2577 sayılı İdari Yargılama Usulü Kanunu'nun "Dilekçeler Üzerine İlk İnceleme" başlıklı 14. maddesinin 3/c bendinde, dilekçelerin ''ehliyet'' yönünden inceleneği, 15/1-b maddesinde, 14/3-c maddesinde yazılı eksikliğin dilekçelerde varlığının tespiti halinde davanın reddine karar verileceği, 14/6. maddesinde ise, ilk incelemeye ilişkin hususların ilk incelemeden sonra tespit edilmesi halinde de, davanın her safhasında 15. madde hükmünün uygulanacağı kurala bağlanmıştır.
Görüldüğü üzere, idari yargıda "ehliyet" yalnızca davacı tarafın dava ehliyetine ilişkin olup, dava açma ehliyeti, sadece dava açılırken değil dava karara bağlanıncaya kadar aranmıştır.
Öte yandan, 213 sayılı Vergi Usul Kanunu'nun 377. maddesinde, tarhiyatlara ve kesilen vergi cezalarına karşı kimlerin dava açabileceği, Türk Ticaret Kanununda ise sermaye şirketleri arasında sayılan anonim şirketlere ilişkin "sona erme" hallerinin vukuunda tüzel kişiliği de sona ereceğinden, bu hukuki durumun sonucu olarak tüzel kişiliği sona eren şirketin temsil edilmesi de mümkün olamayacaktır.

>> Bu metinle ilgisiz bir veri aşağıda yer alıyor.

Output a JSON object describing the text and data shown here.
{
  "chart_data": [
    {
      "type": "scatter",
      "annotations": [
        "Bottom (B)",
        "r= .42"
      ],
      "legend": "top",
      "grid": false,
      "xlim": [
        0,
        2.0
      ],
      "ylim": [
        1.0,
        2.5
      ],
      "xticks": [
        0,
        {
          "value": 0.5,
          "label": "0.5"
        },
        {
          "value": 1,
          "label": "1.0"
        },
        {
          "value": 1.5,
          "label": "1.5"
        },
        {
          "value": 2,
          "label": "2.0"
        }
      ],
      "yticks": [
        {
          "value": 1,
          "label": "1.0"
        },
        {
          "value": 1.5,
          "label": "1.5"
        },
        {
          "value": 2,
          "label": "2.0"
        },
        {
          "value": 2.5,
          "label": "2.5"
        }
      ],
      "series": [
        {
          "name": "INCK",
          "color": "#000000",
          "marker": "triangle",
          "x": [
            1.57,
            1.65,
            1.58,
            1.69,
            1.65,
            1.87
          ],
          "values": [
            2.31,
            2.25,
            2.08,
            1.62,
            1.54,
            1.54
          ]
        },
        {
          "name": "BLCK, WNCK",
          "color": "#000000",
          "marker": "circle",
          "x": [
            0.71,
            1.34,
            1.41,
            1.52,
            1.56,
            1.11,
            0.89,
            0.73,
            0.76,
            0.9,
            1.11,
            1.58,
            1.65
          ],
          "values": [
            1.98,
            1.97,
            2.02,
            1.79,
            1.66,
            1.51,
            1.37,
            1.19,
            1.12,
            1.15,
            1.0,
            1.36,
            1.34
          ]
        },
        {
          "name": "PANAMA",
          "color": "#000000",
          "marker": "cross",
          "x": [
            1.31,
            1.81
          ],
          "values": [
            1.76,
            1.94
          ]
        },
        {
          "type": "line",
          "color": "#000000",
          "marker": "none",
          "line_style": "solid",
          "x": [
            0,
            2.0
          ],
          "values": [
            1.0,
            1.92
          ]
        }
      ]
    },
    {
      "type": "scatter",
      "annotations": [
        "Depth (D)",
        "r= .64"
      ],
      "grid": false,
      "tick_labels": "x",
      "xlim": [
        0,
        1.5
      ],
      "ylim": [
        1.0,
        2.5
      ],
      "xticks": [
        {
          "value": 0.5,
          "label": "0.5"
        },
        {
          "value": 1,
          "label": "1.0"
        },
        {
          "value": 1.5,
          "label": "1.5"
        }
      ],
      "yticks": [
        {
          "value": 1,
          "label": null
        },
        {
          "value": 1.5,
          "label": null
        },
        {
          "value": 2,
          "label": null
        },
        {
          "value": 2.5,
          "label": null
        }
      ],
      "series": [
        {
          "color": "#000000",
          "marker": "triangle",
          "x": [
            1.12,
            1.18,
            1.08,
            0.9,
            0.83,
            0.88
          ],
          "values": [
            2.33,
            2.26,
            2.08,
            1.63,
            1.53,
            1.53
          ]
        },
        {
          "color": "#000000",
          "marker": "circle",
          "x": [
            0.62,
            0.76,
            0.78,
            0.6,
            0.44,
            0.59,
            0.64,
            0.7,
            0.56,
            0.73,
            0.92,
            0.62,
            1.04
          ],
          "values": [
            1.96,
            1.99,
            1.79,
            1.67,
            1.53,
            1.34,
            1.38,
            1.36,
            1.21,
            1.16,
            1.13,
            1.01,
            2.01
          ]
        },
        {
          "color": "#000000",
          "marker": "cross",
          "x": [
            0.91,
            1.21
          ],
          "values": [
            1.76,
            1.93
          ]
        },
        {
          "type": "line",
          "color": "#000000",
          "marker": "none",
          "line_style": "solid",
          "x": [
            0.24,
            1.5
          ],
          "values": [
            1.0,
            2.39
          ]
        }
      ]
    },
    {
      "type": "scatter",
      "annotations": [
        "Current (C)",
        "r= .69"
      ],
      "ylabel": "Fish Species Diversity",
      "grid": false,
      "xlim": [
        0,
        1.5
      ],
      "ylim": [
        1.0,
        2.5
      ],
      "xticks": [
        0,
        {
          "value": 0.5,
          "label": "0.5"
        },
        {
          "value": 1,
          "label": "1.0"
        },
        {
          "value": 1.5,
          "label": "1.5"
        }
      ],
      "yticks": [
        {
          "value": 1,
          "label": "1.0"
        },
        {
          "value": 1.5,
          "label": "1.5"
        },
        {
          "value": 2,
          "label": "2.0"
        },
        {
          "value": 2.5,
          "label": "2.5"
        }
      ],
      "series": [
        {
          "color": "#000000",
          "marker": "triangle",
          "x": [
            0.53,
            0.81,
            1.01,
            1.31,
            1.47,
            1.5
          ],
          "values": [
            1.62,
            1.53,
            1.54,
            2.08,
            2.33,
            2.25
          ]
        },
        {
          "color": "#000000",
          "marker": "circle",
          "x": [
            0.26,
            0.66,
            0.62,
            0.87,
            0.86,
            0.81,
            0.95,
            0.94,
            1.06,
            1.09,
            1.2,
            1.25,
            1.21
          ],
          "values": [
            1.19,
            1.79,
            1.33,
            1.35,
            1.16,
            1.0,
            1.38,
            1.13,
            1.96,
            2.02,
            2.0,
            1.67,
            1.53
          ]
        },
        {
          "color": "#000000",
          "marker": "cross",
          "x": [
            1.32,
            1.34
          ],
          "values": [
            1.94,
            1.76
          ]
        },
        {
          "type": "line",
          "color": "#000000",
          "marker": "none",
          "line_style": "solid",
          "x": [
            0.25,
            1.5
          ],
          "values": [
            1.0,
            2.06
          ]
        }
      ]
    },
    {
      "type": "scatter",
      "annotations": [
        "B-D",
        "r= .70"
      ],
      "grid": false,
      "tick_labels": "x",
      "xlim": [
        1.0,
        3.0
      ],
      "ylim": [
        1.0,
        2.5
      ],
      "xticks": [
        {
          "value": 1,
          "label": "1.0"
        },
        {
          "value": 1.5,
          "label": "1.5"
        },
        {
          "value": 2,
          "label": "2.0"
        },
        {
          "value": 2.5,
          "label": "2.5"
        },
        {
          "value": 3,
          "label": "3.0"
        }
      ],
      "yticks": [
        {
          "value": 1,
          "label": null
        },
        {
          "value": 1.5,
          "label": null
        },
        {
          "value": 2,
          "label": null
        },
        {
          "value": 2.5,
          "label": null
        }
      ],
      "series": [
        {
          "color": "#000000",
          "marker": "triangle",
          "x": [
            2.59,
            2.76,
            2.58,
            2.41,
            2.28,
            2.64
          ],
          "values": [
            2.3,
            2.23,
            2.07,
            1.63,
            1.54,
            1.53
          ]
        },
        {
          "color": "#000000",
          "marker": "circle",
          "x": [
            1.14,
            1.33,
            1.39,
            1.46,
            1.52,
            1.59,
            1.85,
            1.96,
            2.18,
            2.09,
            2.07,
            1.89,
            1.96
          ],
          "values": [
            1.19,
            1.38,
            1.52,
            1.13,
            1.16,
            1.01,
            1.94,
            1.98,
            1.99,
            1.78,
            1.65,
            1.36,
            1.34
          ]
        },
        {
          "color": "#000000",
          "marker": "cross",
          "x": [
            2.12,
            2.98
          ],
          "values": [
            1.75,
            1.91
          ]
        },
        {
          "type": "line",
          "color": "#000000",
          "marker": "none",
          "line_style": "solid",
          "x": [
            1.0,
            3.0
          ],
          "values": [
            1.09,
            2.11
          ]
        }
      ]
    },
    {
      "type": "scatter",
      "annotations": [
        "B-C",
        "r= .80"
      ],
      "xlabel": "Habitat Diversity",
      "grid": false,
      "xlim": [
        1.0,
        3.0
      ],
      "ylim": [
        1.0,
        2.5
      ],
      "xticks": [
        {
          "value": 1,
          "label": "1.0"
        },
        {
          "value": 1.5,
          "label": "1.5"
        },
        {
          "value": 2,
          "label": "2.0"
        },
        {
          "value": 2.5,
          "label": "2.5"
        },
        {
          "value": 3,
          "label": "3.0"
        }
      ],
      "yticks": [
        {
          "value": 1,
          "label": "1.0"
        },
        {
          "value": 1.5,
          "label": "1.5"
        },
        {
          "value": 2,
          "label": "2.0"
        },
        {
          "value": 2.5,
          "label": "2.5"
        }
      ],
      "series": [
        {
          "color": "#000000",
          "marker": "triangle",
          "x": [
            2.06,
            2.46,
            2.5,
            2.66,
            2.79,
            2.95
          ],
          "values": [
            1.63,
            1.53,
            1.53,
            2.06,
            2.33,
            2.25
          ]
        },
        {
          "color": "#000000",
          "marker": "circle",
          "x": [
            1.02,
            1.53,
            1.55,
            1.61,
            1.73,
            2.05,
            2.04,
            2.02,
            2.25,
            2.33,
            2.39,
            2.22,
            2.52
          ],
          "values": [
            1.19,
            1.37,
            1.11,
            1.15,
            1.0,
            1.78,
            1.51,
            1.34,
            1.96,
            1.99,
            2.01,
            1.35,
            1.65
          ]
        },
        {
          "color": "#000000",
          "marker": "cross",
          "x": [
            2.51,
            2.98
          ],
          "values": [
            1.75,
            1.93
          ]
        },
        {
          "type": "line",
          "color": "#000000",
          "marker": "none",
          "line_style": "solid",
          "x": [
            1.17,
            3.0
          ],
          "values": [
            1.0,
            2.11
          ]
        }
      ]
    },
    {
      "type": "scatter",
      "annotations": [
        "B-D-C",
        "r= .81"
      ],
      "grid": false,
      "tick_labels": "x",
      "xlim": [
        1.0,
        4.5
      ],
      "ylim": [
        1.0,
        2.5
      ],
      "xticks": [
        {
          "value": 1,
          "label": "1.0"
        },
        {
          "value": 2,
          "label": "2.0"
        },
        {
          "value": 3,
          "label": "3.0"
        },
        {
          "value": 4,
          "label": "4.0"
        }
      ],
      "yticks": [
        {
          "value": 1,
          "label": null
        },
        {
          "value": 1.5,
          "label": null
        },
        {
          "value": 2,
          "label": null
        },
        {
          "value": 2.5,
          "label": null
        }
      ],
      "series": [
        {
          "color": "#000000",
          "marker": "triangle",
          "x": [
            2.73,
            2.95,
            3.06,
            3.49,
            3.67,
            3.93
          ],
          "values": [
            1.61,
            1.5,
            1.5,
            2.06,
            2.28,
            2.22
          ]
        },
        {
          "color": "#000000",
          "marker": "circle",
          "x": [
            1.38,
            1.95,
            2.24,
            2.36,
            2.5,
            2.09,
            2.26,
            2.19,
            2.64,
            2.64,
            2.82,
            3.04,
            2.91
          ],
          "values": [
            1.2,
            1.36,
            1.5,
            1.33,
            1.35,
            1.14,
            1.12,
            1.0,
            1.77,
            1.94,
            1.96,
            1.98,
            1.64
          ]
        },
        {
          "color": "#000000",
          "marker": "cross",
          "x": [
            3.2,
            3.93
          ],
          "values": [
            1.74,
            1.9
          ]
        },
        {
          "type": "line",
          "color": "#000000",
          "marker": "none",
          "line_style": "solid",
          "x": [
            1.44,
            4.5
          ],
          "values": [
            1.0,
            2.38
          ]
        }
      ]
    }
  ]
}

Hal böyle olunca, mahkemece davanın karara bağlanmasından önce tüzel kişiliği sona eren ve buna bağlı olarak da dava açma ehliyeti kalmayan davacı şirket dilekçesinin Mahkemece, davacı şirketin ehliyetsizlik durumu değerlendirilerek sonucuna göre bir karar verilmek üzere, temyiz isteminin kabulü ile Dairemiz kararı kaldırıldıktan sonra Mahkeme kararının bu gerekçe ile bozulması gerektiği görüşüyle Dairemiz kararına katılmıyorum.